What about math homework. Would the program work if only numbers and symbols are present?

This is by far the funniest post I have read all day. Just thinking about all the stuff we can exclude people from using is staggering.

G Thompson (profile) says:

Re: Re: Conflicted

I’m thinking Kickstart it.. absolutely flood the process and then show with proof that these bogus patents were allowed and then the onus is on the US Patent office to basically either say they are incompetent or stupid or both. it’s a LOSE-LOSE for them.

I’m sure a whole lot of people would pay 70-280 per pop for the chance to destroy your current idiotic system. Just make sure they state in writing that all patents will be Common Property afterwards (Public Domain)

Anonymous Coward says:

Re: Re: Conflicted

Uhm … I wonder how this ‘Micro Entity Fee’ thing works?

“The fees subject to reduction upon establishment of small entity status (37 CFR 1.27) or micro entity status (37 CFR 1.29) are shown in separate columns. “

So is this how inventhelp and other organizations work? They get some poor schmuck to apply for a patent so that they can get it for cheaper by paying a ‘micro entity fee’ and then they buy the patent from that person for way less than the patent troll would have to otherwise pay?

Is this partly why patent trolls try to form different ‘sub-organizations’? They try to get these little organizations to get the patents for cheaper than what a larger patent aggregation organization would pay and then to sell that patent to the larger organization for much less than what the larger organization would have to pay if they applied for them themselves?

If this is correct … what a scam.

Emelio Lizardo says:

Now all we need is the reciprocal invention, a program for the patent office that reads and grants patent applications.

The patent fabricating and granting programs can be directly linked.

Further, the writing program can be made into a bot that scoured the internet for patentable text.

A whole new series of bots could scan the patent database for conflicts and sue defending bots. Plaintiffs and respondents can be automatically billed.

Anonymous Coward says:

My current favorite awful patent is....

…. #8422994

I’ve looked at this thing for hours and have yet to parse out anything that can be called an invention.

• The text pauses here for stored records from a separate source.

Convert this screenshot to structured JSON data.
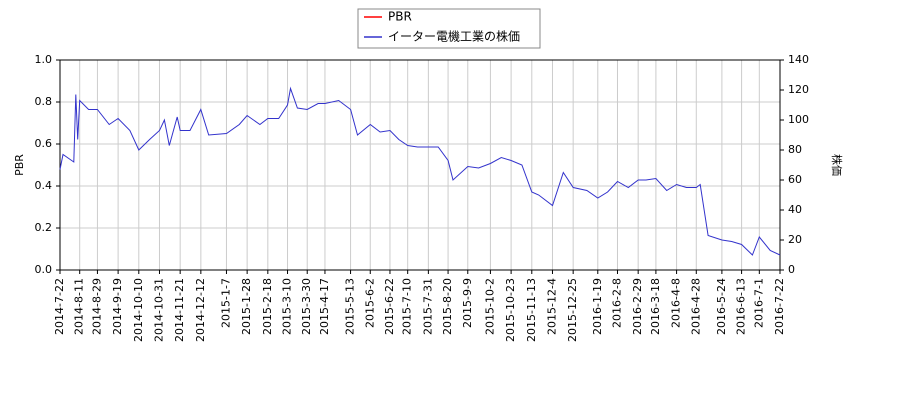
{
  "chart_data": {
    "type": "line",
    "y_label": "PBR",
    "y2_label": "株価",
    "x": [
      "2014-7-22",
      "2014-7-25",
      "2014-8-5",
      "2014-8-7",
      "2014-8-9",
      "2014-8-11",
      "2014-8-20",
      "2014-8-29",
      "2014-9-10",
      "2014-9-19",
      "2014-10-1",
      "2014-10-10",
      "2014-10-21",
      "2014-10-31",
      "2014-11-5",
      "2014-11-10",
      "2014-11-18",
      "2014-11-21",
      "2014-12-1",
      "2014-12-12",
      "2014-12-20",
      "2015-1-7",
      "2015-1-20",
      "2015-1-28",
      "2015-2-10",
      "2015-2-18",
      "2015-3-1",
      "2015-3-10",
      "2015-3-13",
      "2015-3-20",
      "2015-3-30",
      "2015-4-10",
      "2015-4-17",
      "2015-5-1",
      "2015-5-13",
      "2015-5-20",
      "2015-6-2",
      "2015-6-12",
      "2015-6-22",
      "2015-7-1",
      "2015-7-10",
      "2015-7-20",
      "2015-7-31",
      "2015-8-10",
      "2015-8-20",
      "2015-8-25",
      "2015-9-9",
      "2015-9-20",
      "2015-10-2",
      "2015-10-13",
      "2015-10-23",
      "2015-11-3",
      "2015-11-13",
      "2015-11-20",
      "2015-12-4",
      "2015-12-15",
      "2015-12-25",
      "2016-1-8",
      "2016-1-19",
      "2016-1-29",
      "2016-2-8",
      "2016-2-19",
      "2016-2-29",
      "2016-3-8",
      "2016-3-18",
      "2016-3-29",
      "2016-4-8",
      "2016-4-18",
      "2016-4-28",
      "2016-5-2",
      "2016-5-10",
      "2016-5-24",
      "2016-6-3",
      "2016-6-13",
      "2016-6-24",
      "2016-7-1",
      "2016-7-12",
      "2016-7-22"
    ],
    "series": [
      {
        "name": "PBR",
        "color": "#ff0000",
        "values": [
          null,
          null,
          null,
          null,
          null,
          null,
          null,
          null,
          null,
          null,
          null,
          null,
          null,
          null,
          null,
          null,
          null,
          null,
          null,
          null,
          null,
          null,
          null,
          null,
          null,
          null,
          null,
          null,
          null,
          null,
          null,
          null,
          null,
          null,
          null,
          null,
          null,
          null,
          null,
          null,
          null,
          null,
          null,
          null,
          null,
          null,
          null,
          null,
          null,
          null,
          null,
          null,
          null,
          null,
          null,
          null,
          null,
          null,
          null,
          null,
          null,
          null,
          null,
          null,
          null,
          null,
          null,
          null,
          null,
          null,
          null,
          null,
          null,
          null,
          null,
          null,
          null,
          null
        ]
      },
      {
        "name": "イーター電機工業の株価",
        "color": "#3333cc",
        "axis": "y2",
        "values": [
          67,
          77,
          72,
          117,
          87,
          113,
          107,
          107,
          97,
          101,
          93,
          80,
          87,
          93,
          100,
          83,
          102,
          93,
          93,
          107,
          90,
          91,
          97,
          103,
          97,
          101,
          101,
          110,
          121,
          108,
          107,
          111,
          111,
          113,
          107,
          90,
          97,
          92,
          93,
          87,
          83,
          82,
          82,
          82,
          73,
          60,
          69,
          68,
          71,
          75,
          73,
          70,
          52,
          50,
          43,
          65,
          55,
          53,
          48,
          52,
          59,
          55,
          60,
          60,
          61,
          53,
          57,
          55,
          55,
          57,
          23,
          20,
          19,
          17,
          10,
          22,
          13,
          10
        ]
      }
    ],
    "xticks": [
      "2014-7-22",
      "2014-8-11",
      "2014-8-29",
      "2014-9-19",
      "2014-10-10",
      "2014-10-31",
      "2014-11-21",
      "2014-12-12",
      "2015-1-7",
      "2015-1-28",
      "2015-2-18",
      "2015-3-10",
      "2015-3-30",
      "2015-4-17",
      "2015-5-13",
      "2015-6-2",
      "2015-6-22",
      "2015-7-10",
      "2015-7-31",
      "2015-8-20",
      "2015-9-9",
      "2015-10-2",
      "2015-10-23",
      "2015-11-13",
      "2015-12-4",
      "2015-12-25",
      "2016-1-19",
      "2016-2-8",
      "2016-2-29",
      "2016-3-18",
      "2016-4-8",
      "2016-4-28",
      "2016-5-24",
      "2016-6-13",
      "2016-7-1",
      "2016-7-22"
    ],
    "ylim": [
      0,
      1
    ],
    "yticks": [
      {
        "value": 0,
        "label": "0.0"
      },
      {
        "value": 0.2,
        "label": "0.2"
      },
      {
        "value": 0.4,
        "label": "0.4"
      },
      {
        "value": 0.6,
        "label": "0.6"
      },
      {
        "value": 0.8,
        "label": "0.8"
      },
      {
        "value": 1,
        "label": "1.0"
      }
    ],
    "y2lim": [
      0,
      140
    ],
    "y2ticks": [
      0,
      20,
      40,
      60,
      80,
      100,
      120,
      140
    ],
    "grid": true,
    "legend": "top"
  }
}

It’s a word-salad of things that might maybe somehow be done with a smartphone.

It’s owned by Digimarc, which once upon a time was a real company. From reading the Wikipedia article on them, I speculate that they’ve hollowed themselves out and are now a patent mill, in association with Intellectual Ventures.

Anonymous Coward says:

Re: My current favorite awful patent is....

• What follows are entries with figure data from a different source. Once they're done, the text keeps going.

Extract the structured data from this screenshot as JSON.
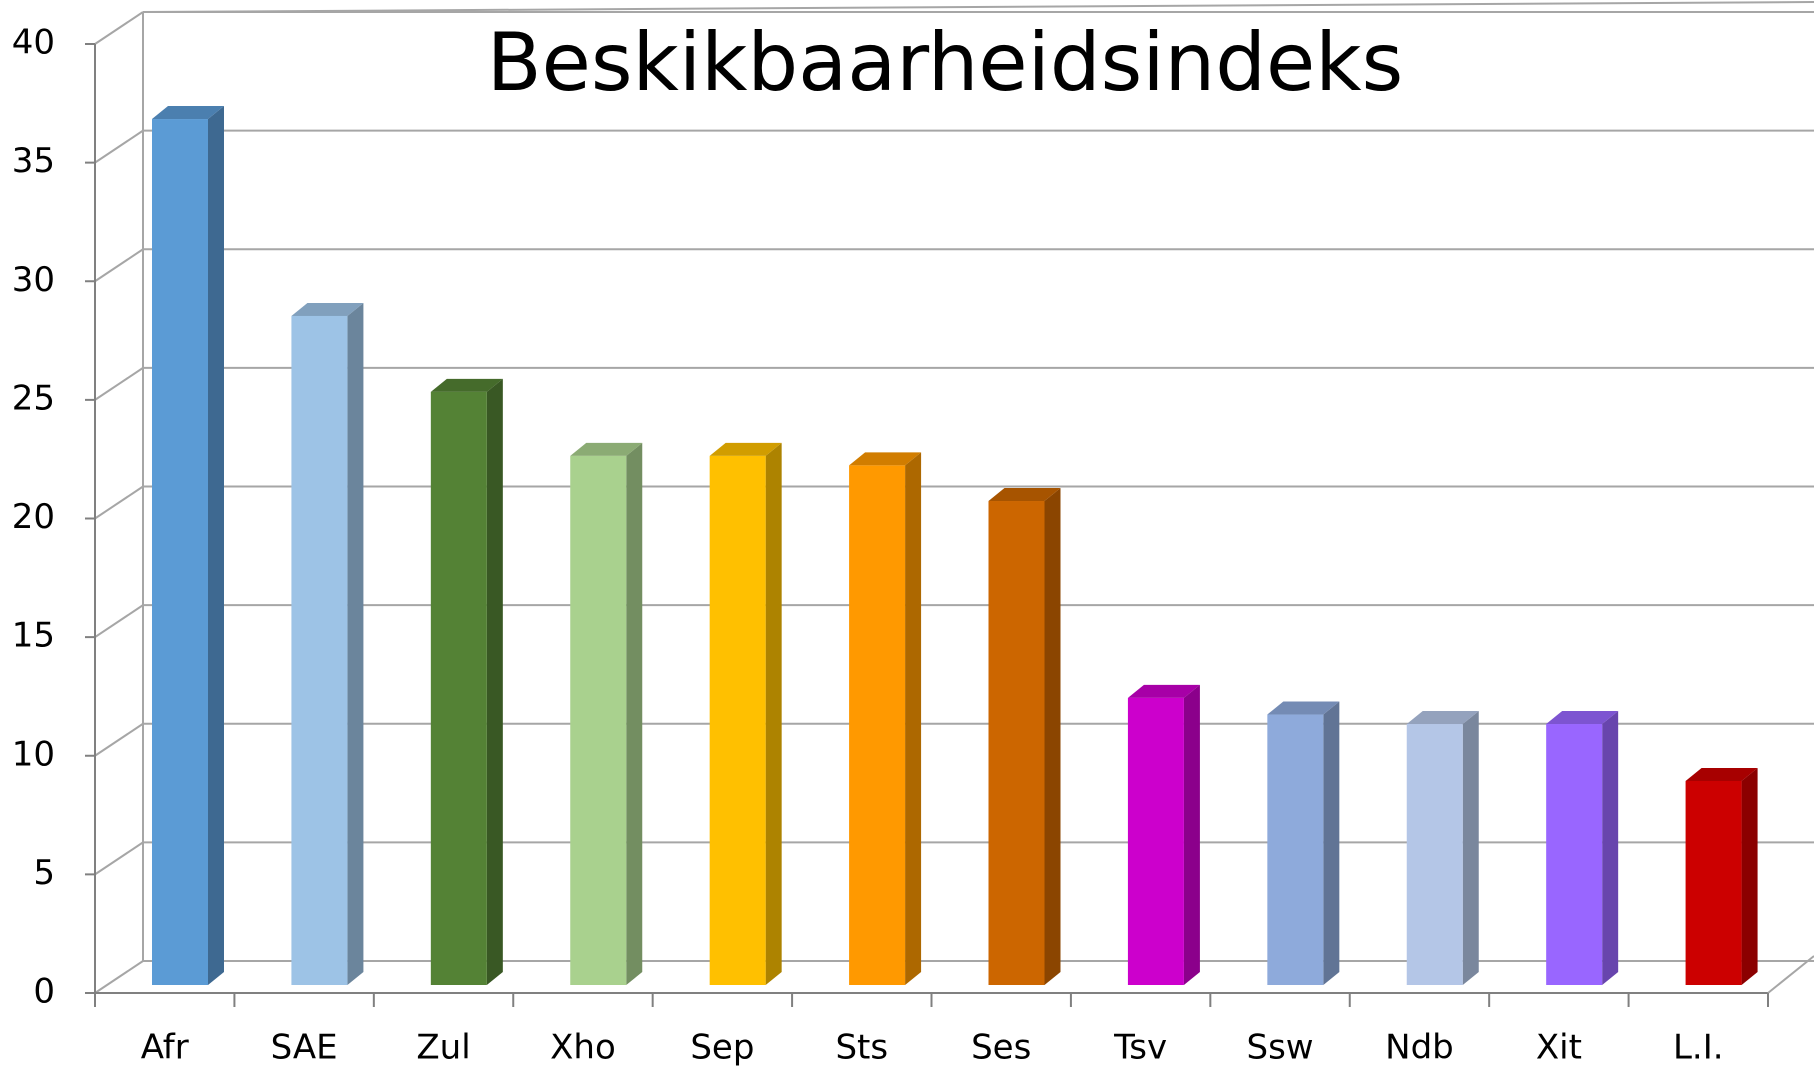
{
  "chart_data": {
    "type": "bar3d",
    "title": "Beskikbaarheidsindeks",
    "categories": [
      "Afr",
      "SAE",
      "Zul",
      "Xho",
      "Sep",
      "Sts",
      "Ses",
      "Tsv",
      "Ssw",
      "Ndb",
      "Xit",
      "L.I."
    ],
    "values": [
      36.5,
      28.2,
      25.0,
      22.3,
      22.3,
      21.9,
      20.4,
      12.1,
      11.4,
      11.0,
      11.0,
      8.6
    ],
    "colors": [
      "#5b9bd5",
      "#9dc3e6",
      "#548235",
      "#a9d18e",
      "#ffc000",
      "#ff9900",
      "#cc6600",
      "#cc00cc",
      "#8eaadb",
      "#b4c6e7",
      "#9966ff",
      "#cc0000"
    ],
    "ylim": [
      0,
      40
    ],
    "yticks": [
      0,
      5,
      10,
      15,
      20,
      25,
      30,
      35,
      40
    ],
    "grid": true
  }
}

Well, at its core that patent seems to be a about image/audio interpretation.

Which is a very legitimate field of research and development. It’s very easy for a human to identify something that’s “food”, for example, but ridiculously complex to get a machine to identify which objects are food in a photograph. Or even what objects are actually physically separate. Or what is even an object, or just a 2-d rendition of an object (“Ceci n’est pas une pipe”)

If someone did develop a very efficient and accurate algorithm for this kind of process, it would actually be a legitimate development that would have extremely wide-spread application.

Granted, this patent is probably just an imperfect attempt that’s still good for some novelty purposes.

Peter Pan says:

Profound misunderstanding

This article and many of the comments reveal a profound misunderstanding of the patent system. We now have over 8 million issued US patents, and yes, crap does squeak through more often then never. If you’ve ever had a patent application examined by the USPTO, you will know they are not all blithering idiots, as this blog would have you believe. You can pull a fast one on them with high priced lawyers, and get a weak patent, but it won’t be worth much in the patent market, during licensing negotiations, or ultimately in court. This is not a balanced view of the patent system.